I love how this is a totally non-judgmental space where men can call each other handsome and not fear forms of unwanted social reprisal.

You are all so handsome.

Guest
Well-Beered Englishman
3 years 1 month ago

I’ll kill you all! Especially you, Well-Beered Englishman!! BWAA-HA-HAAAAAAAA!!!

Guest
Well-Beered Englishman
3 years 1 month ago

How’s everybody doing?

Member
ndavis910
3 years 1 month ago

Not entirely sure why you posted this here, but I’m glad you did. Definitely a worthwhile read for anyone employing statistical analysis.

Member
ndavis910
3 years 1 month ago

meant as a reply to channelclemente, sorry.

Member
scott.m.horowitz@gmail.com
3 years 1 month ago

Is there a place where the entire leaderboard for sb is posted? I’m wondering the same thing about batted ball distances?

Guest
Dylan
3 years 1 month ago

Stupid question: What does wSB measure, if not this?

Guest
Dylan
3 years 1 month ago

Nevermind, I realized it was stupid wSB doesn’t consider rate

Guest
chief00
3 years 1 month ago

What I see at the top of the list–Rajai’s success rate–is what makes him one of the best 4th OF/pinch runners I’ve ever seen.

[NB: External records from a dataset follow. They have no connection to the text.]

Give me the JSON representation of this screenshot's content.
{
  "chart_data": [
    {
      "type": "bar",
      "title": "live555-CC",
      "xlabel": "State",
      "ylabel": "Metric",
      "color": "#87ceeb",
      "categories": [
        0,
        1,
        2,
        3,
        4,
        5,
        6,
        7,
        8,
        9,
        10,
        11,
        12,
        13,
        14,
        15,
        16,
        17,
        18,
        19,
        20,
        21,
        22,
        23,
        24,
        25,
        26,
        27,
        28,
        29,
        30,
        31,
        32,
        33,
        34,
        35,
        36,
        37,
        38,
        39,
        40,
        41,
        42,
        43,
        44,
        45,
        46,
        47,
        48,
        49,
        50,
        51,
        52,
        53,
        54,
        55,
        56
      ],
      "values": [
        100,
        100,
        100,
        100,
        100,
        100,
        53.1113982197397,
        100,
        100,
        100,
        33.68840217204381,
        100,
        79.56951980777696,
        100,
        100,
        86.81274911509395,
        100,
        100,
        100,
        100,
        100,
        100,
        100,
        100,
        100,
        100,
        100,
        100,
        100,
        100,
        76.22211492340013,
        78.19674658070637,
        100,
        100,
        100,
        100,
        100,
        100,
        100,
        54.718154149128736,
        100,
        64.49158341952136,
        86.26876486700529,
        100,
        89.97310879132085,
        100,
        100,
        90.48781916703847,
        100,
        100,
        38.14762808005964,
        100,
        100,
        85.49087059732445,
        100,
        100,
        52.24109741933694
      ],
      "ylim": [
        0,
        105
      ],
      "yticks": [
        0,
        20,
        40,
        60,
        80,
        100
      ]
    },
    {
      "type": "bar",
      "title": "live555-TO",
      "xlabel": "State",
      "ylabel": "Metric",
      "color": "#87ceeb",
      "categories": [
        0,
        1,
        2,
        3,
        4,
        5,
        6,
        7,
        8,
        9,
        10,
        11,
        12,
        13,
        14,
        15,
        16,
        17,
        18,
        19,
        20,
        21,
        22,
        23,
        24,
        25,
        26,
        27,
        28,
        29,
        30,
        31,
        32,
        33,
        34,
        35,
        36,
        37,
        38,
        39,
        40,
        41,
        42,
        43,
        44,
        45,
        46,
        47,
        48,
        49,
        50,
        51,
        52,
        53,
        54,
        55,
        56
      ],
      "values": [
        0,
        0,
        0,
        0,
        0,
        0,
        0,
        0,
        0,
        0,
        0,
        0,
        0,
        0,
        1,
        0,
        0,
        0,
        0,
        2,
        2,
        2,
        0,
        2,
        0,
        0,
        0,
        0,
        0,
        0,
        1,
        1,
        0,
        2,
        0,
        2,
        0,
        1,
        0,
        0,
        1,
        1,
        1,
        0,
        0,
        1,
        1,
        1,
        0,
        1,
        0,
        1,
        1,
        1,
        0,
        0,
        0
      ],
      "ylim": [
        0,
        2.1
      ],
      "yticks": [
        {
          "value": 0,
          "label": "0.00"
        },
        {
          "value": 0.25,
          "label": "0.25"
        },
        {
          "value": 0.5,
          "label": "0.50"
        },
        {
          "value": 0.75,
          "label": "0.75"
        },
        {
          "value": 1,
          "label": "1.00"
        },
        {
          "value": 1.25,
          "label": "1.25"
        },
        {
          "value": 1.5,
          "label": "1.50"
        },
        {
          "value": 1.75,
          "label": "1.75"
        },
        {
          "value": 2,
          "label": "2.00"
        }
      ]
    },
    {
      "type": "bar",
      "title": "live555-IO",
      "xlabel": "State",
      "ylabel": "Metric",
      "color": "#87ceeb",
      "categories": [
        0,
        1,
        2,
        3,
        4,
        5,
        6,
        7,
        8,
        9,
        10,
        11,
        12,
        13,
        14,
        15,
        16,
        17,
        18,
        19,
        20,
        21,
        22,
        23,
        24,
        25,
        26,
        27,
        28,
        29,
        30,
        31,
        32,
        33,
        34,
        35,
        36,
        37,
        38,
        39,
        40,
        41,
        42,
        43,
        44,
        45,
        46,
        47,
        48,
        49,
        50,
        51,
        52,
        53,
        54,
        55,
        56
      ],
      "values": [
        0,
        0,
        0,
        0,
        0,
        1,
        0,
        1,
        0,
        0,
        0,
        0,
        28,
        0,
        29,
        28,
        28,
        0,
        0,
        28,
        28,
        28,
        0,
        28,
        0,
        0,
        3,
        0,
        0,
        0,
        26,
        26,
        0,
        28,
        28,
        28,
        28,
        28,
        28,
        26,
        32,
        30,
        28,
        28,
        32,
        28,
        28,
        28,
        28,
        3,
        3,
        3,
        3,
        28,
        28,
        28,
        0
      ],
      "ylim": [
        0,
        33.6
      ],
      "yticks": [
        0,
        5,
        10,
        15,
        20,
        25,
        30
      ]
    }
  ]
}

The funny thing is that his glove work has improved and he doesn’t flail away indiscriminately at the plate as often as he did. I don’t think it makes him a uality LF, necessarily but he’s more valuable than the regular LF, Melky Cabrera, who’s been a dud so far.

Member
3 years 1 month ago

I would love to see where Jarrod Dyson ranks. He is quickly approaching the minimum threshold and has been superb to date.